The variable entries in BiVariableMap are created from EmbedEvalUnitImpl.run()
if Sharing Variables is enabled:
final BiVariableMap vars = container.getVarMap();
final boolean sharing_variables = isSharingVariables(container);
...
if (sharing_variables) {
vars.retrieve(ret);
}
They are actually created in InstanceVariable.updateInstanceVar()
, called via InstanceVariable.retrieve()
, VariableInterceptor.retrieve()
, BiVariableMap.retrieve()
from EmbedEvalUnitImpl.run()
(and others). InstanceVariable.updateInstanceVar()
first tries to update an existing BiVariable
in BiVariableMap
, but then creates a new InstanceVariable
object when that variable doesn't yet exist.
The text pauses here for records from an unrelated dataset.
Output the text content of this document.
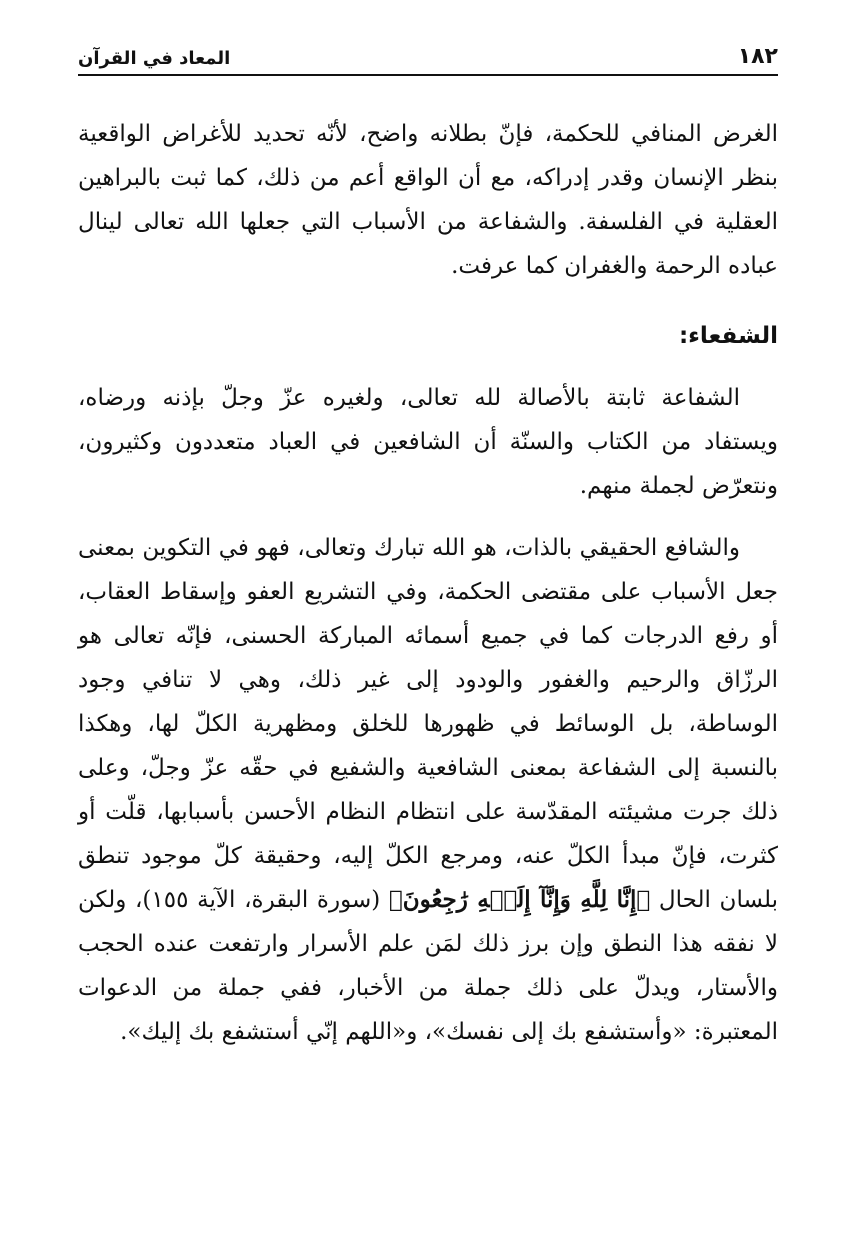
١٨٢
المعاد في القرآن

الغرض المنافي للحكمة، فإنّ بطلانه واضح، لأنّه تحديد للأغراض الواقعية بنظر الإنسان وقدر إدراكه، مع أن الواقع أعم من ذلك، كما ثبت بالبراهين العقلية في الفلسفة. والشفاعة من الأسباب التي جعلها الله تعالى لينال عباده الرحمة والغفران كما عرفت.

الشفعاء:

الشفاعة ثابتة بالأصالة لله تعالى، ولغيره عزّ وجلّ بإذنه ورضاه، ويستفاد من الكتاب والسنّة أن الشافعين في العباد متعددون وكثيرون، ونتعرّض لجملة منهم.

والشافع الحقيقي بالذات، هو الله تبارك وتعالى، فهو في التكوين بمعنى جعل الأسباب على مقتضى الحكمة، وفي التشريع العفو وإسقاط العقاب، أو رفع الدرجات كما في جميع أسمائه المباركة الحسنى، فإنّه تعالى هو الرزّاق والرحيم والغفور والودود إلى غير ذلك، وهي لا تنافي وجود الوساطة، بل الوسائط في ظهورها للخلق ومظهرية الكلّ لها، وهكذا بالنسبة إلى الشفاعة بمعنى الشافعية والشفيع في حقّه عزّ وجلّ، وعلى ذلك جرت مشيئته المقدّسة على انتظام النظام الأحسن بأسبابها، قلّت أو كثرت، فإنّ مبدأ الكلّ عنه، ومرجع الكلّ إليه، وحقيقة كلّ موجود تنطق بلسان الحال ﴿إِنَّا لِلَّهِ وَإِنَّآ إِلَيۡهِ رَٰجِعُونَ﴾ (سورة البقرة، الآية ١٥٥)، ولكن لا نفقه هذا النطق وإن برز ذلك لمَن علم الأسرار وارتفعت عنده الحجب والأستار، ويدلّ على ذلك جملة من الأخبار، ففي جملة من الدعوات المعتبرة: «وأستشفع بك إلى نفسك»، و«اللهم إنّي أستشفع بك إليك».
I strongly suspect that the receiver
reference in BiVariable
could be removed. Looking at BiVariableMap
, the only way to get hold of a BiVariable
with receiver != getTopSelf()
is:
- calling
getVariable(RubyObject, String)
and passing a reference to that Ruby object in the first place - calling
getVariables()
(unfortunately)
All the Map
interfaces actually ignore the receiver
object, sometimes in inconsistent ways. For example, if there is an instance variable called foo
, containsKey("foo") == true
but get("foo") == null
because get
checks the receiver object where containsKey
doesn't.
That is, it should be possible to store the values of instance variables in the RubyObject
instead, where they are garbage-collected along with that Ruby object. Or lazily create the InstanceVariable
objects in BiVariableMap
only when they are actually set, and the caller can be expected to remove them after use.
The big issue with this approach that I cannot figure out, is how to implement the getVariables()
method. It is public, so there is no way of knowing whether any code out there relies on it to access instance variables. There are more specific accessors (get(Object, Object)
, getVariable(RubyObject, String)
, put(Object, String, Object)
etc) so there is no need to use getVariables()
for that... but existing code might use it anyway :(